1. What is the average salary of a Research and Development Associate I?
The average annual salary of Research and Development Associate I is $65,446.
In case you are finding an easy salary calculator,
the average hourly pay of Research and Development Associate I is $31;
the average weekly pay of Research and Development Associate I is $1,259;
the average monthly pay of Research and Development Associate I is $5,454.
2. Where can a Research and Development Associate I earn the most?
A Research and Development Associate I's earning potential can vary widely depending on several factors, including location, industry, experience, education, and the specific employer.

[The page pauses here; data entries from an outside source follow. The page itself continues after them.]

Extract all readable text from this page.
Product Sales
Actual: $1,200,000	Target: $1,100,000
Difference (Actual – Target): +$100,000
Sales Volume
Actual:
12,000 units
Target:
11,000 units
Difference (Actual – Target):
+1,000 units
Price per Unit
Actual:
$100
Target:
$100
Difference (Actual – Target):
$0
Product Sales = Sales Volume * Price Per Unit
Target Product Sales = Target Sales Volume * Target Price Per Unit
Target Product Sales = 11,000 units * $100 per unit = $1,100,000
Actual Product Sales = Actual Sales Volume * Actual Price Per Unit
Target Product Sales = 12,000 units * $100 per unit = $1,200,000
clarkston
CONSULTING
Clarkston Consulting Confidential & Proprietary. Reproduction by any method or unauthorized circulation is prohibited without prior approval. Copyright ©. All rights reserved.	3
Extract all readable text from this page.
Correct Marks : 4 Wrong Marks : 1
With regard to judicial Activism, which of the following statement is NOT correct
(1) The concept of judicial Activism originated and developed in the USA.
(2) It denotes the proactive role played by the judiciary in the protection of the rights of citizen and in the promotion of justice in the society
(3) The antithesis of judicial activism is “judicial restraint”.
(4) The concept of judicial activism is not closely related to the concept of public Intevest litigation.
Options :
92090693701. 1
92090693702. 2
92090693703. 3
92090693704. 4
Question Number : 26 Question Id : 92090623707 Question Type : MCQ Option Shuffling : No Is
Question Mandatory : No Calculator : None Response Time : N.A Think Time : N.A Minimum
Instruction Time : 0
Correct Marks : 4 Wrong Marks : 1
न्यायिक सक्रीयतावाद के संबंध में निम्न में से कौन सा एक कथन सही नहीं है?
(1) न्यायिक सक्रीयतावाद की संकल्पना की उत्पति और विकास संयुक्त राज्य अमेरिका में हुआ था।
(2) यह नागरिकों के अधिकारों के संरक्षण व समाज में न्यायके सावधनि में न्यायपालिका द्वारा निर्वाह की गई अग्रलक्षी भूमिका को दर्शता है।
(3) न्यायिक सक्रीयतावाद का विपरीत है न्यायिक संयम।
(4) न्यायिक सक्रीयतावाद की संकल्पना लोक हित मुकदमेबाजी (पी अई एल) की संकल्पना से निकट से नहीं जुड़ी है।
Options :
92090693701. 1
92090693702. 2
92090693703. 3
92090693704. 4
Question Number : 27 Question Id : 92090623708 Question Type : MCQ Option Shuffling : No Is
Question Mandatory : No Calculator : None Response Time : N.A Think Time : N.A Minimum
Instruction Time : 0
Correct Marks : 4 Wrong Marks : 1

According to the latest salary data by Salary.com, a Research and Development Associate I earns the most in San Jose, CA, where the annual salary of a Research and Development Associate I is $82,547.

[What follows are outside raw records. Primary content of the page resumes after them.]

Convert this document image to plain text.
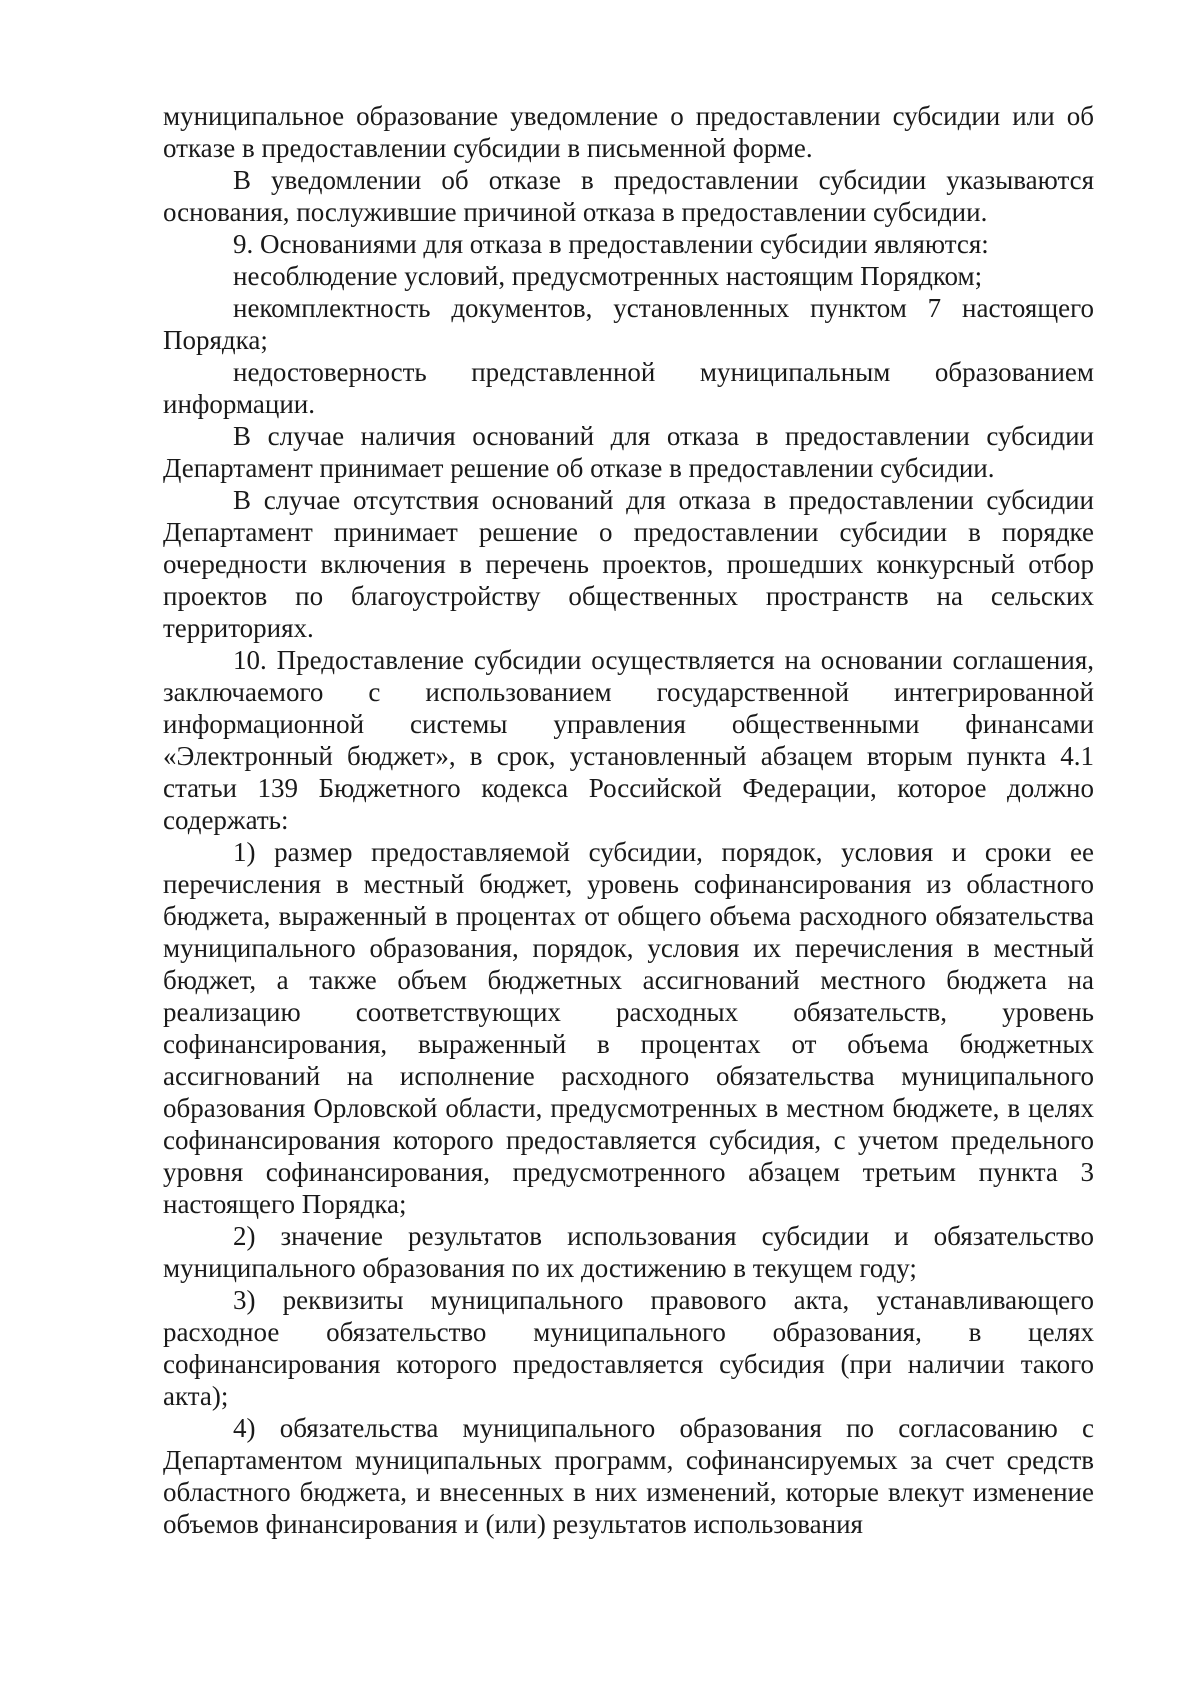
муниципальное образование уведомление о предоставлении субсидии или об отказе в предоставлении субсидии в письменной форме.

В уведомлении об отказе в предоставлении субсидии указываются основания, послужившие причиной отказа в предоставлении субсидии.

9. Основаниями для отказа в предоставлении субсидии являются:

несоблюдение условий, предусмотренных настоящим Порядком;

некомплектность документов, установленных пунктом 7 настоящего Порядка;

недостоверность представленной муниципальным образованием информации.

В случае наличия оснований для отказа в предоставлении субсидии Департамент принимает решение об отказе в предоставлении субсидии.

В случае отсутствия оснований для отказа в предоставлении субсидии Департамент принимает решение о предоставлении субсидии в порядке очередности включения в перечень проектов, прошедших конкурсный отбор проектов по благоустройству общественных пространств на сельских территориях.

10. Предоставление субсидии осуществляется на основании соглашения, заключаемого с использованием государственной интегрированной информационной системы управления общественными финансами «Электронный бюджет», в срок, установленный абзацем вторым пункта 4.1 статьи 139 Бюджетного кодекса Российской Федерации, которое должно содержать:

1) размер предоставляемой субсидии, порядок, условия и сроки ее перечисления в местный бюджет, уровень софинансирования из областного бюджета, выраженный в процентах от общего объема расходного обязательства муниципального образования, порядок, условия их перечисления в местный бюджет, а также объем бюджетных ассигнований местного бюджета на реализацию соответствующих расходных обязательств, уровень софинансирования, выраженный в процентах от объема бюджетных ассигнований на исполнение расходного обязательства муниципального образования Орловской области, предусмотренных в местном бюджете, в целях софинансирования которого предоставляется субсидия, с учетом предельного уровня софинансирования, предусмотренного абзацем третьим пункта 3 настоящего Порядка;

2) значение результатов использования субсидии и обязательство муниципального образования по их достижению в текущем году;

3) реквизиты муниципального правового акта, устанавливающего расходное обязательство муниципального образования, в целях софинансирования которого предоставляется субсидия (при наличии такого акта);

4) обязательства муниципального образования по согласованию с Департаментом муниципальных программ, софинансируемых за счет средств областного бюджета, и внесенных в них изменений, которые влекут изменение объемов финансирования и (или) результатов использования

3. What is the highest pay for Research and Development Associate I?
The highest pay for Research and Development Associate I is $81,937.

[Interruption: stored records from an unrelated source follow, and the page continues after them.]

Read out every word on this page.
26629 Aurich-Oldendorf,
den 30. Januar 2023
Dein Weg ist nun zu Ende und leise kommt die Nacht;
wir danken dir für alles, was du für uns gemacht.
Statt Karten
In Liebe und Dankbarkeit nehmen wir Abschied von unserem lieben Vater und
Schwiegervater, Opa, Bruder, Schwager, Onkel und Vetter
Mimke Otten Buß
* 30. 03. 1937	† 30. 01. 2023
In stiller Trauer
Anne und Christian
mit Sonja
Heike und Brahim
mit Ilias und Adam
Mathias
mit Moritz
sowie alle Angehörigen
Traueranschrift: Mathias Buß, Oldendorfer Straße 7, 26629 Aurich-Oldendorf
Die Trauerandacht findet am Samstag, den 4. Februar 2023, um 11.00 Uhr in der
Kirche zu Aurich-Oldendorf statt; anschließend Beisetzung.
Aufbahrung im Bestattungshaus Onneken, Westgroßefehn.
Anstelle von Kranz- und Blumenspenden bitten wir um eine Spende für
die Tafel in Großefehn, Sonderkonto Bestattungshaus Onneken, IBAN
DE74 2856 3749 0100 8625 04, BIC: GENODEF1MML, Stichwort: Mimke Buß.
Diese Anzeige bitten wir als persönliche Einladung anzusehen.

4. What is the lowest pay for Research and Development Associate I?
The lowest pay for Research and Development Associate I is $51,204.
5. What are the responsibilities of Research and Development Associate I?
Participates in research and development activities. Utilizes established mathematical and scientific techniques to compile and analyze data. Writes technical reports detailing procedures, outcomes, and observations. Requires a bachelor's degree. Typically reports to a supervisor or manager. Works on projects/matters of limited complexity in a support role. Work is closely managed. Typically requires 0-2 years of related experience.
6. What are the skills of Research and Development Associate I
Specify the abilities and skills that a person needs in order to carry out the specified job duties. Each competency has five to ten behavioral assertions that can be observed, each with a corresponding performance level (from one to five) that is required for a particular job.
1.)
Analysis: Analysis is the process of considering something carefully or using statistical methods in order to understand it or explain it.
2.)
Data Analysis: Data analysis is a process of inspecting, cleansing, transforming, and modeling data with the goal of discovering useful information, informing conclusions, and supporting decision-making. Data analysis has multiple facets and approaches, encompassing diverse techniques under a variety of names, and is used in different business, science, and social science domains. In today's business world, data analysis plays a role in making decisions more scientific and helping businesses operate more effectively. Data mining is a particular data analysis technique that focuses on modeling and knowledge discovery for predictive rather than purely descriptive purposes, while business intelligence covers data analysis that relies heavily on aggregation, focusing mainly on business information. In statistical applications, data analysis can be divided into descriptive statistics, exploratory data analysis (EDA), and confirmatory data analysis (CDA). EDA focuses on discovering new features in the data while CDA focuses on confirming or falsifying existing hypotheses. Predictive analytics focuses on application of statistical models for predictive forecasting or classification, while text analytics applies statistical, linguistic, and structural techniques to extract and classify information from textual sources, a species of unstructured data. All of the above are varieties of data analysis.
3.)
Immunology: Immunology is the study of the immune system and is a very important branch of the medical and biological sciences. The immune system protects us from infection through various lines of defence.